Last night, I turned on Comedy Central and I watched the 1994 comedy Dumb and Dumber.

Why Was I Watching It?

Last night was my first time to ever sit down and watch Dumb and Dumber from beginning to end.  I had seen several clips on YouTube and I had been assured by many people that Dumb and Dumber was one of the funniest movies ever made.  Last night, since SyFy was not showing an original movie, I decided to find out for myself.

What Was It About?

Harry (played by Jeff Daniels) is dumb and Lloyd (Jim Carrey) is dumber.  Harry has messy hair and Lloyd has a chipped tooth.  They end up getting kicked out of their depressing apartment and this somehow leads to them going on a road trip from Rhode Island to Colorado.  They’re looking for Lloyd’s dream girl, Mary (Lauren Holly).  Along the way, they’re pursued by a gangsters and engage in a lot of disgusting adventures.  It’s a dumb movie about dumb people doing dumb things.

What Worked?

I laughed once while watching the film.  It was a weary laugh that was largely the result of being slowly worn down by the film’s insistence that what I was watching was actually funny.  It wasn’t a sincere laugh.  It was a laugh of surrender but it was a laugh nonetheless.

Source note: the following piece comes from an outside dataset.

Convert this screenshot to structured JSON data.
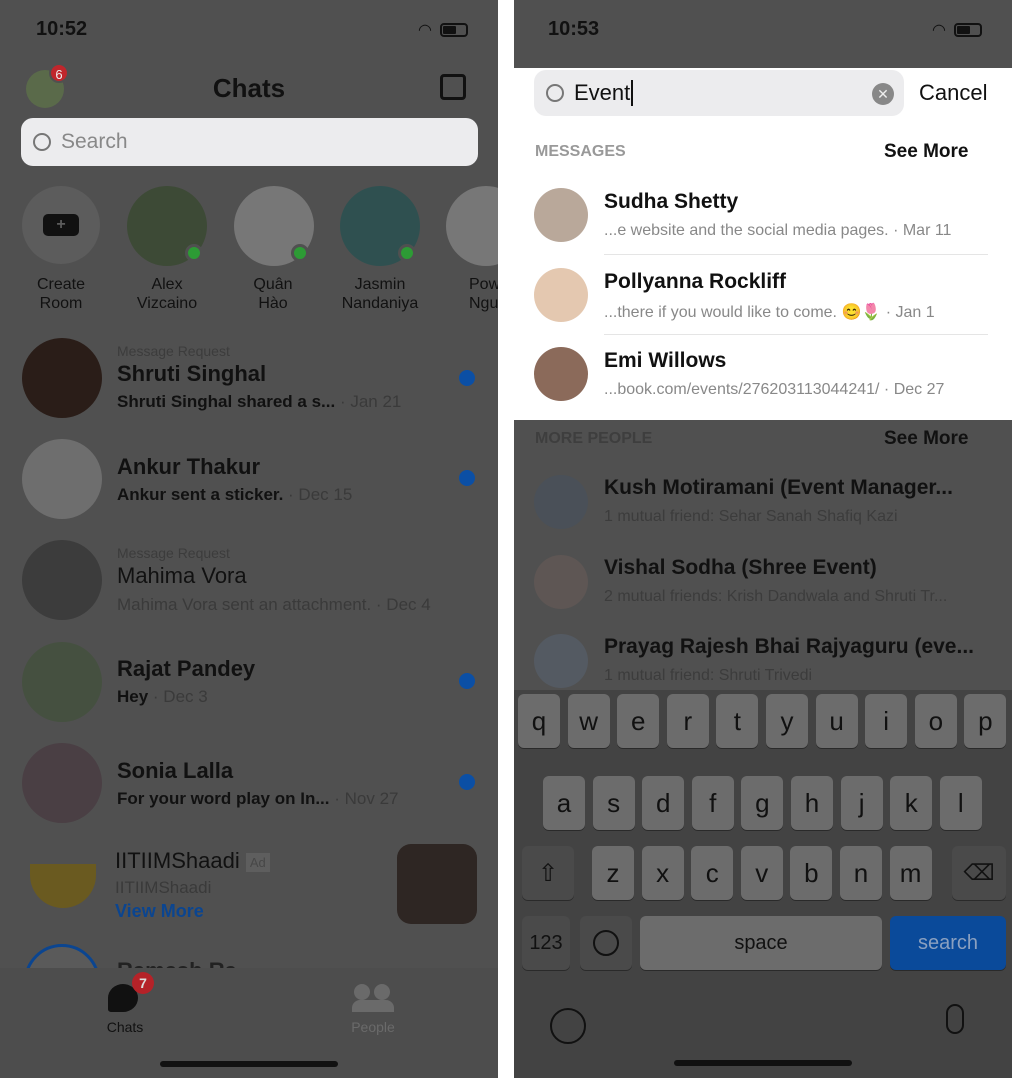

Jeff Daniels is currently best known for playing Will McAvoy, the smug and condescending center of HBO’s The Newsroom.  That show’s pilot famously started off with McAvoy declaring that the millenials are the “WORST.  GENERATION.  EVER.”  As a member of the WORST.  GENERATION.  EVER, I have to say that there was something oddly satisfying about seeing Jeff Daniels getting continually humiliated (and, at one point, set on fire) in Dumb and Dumber.

What Did Not Work?

Just to judge by the reaction on twitter while Dumb and Dumber was playing, a lot of people are going to disagree with me on this but Dumb and Dumber sucks.  Seriously.  The film’s constant gross-out humor felt more lazy than clever and watching it quickly became as tedious as watching a commercial featuring a celebrity talking to their iPhone.  As I watched Dumb and Dumber, I found myself constantly checking the time and wondering, “Is the film ever going to actually get funny?”

One of the keys to succesful film comedy is that you have to believe that the characters have an actual stake in the film’s plot, regardless of how ludicrous or over-the-top the plot may get.  That stake is the difference between silly and funny.  With Jeff Daniels looking extremely uncomfortable and Jim Carrey apparently acting in a separate movie from everyone else, Dumb and Dumber is silly without ever really being funny.

Maybe it was easier to make people laugh in 1994.

“Oh my God!  Just like me!” Moments

For once, I’m glad to say that a movie featured absolutely no “Oh my God!  Just like me!” moments.

Actually, I take that back.  Both me and Lauren Holly have the same hair color.  So, that was just like me.

But that is it!

Lessons Learned

Comedy, like beauty, is in the eye of the beholder.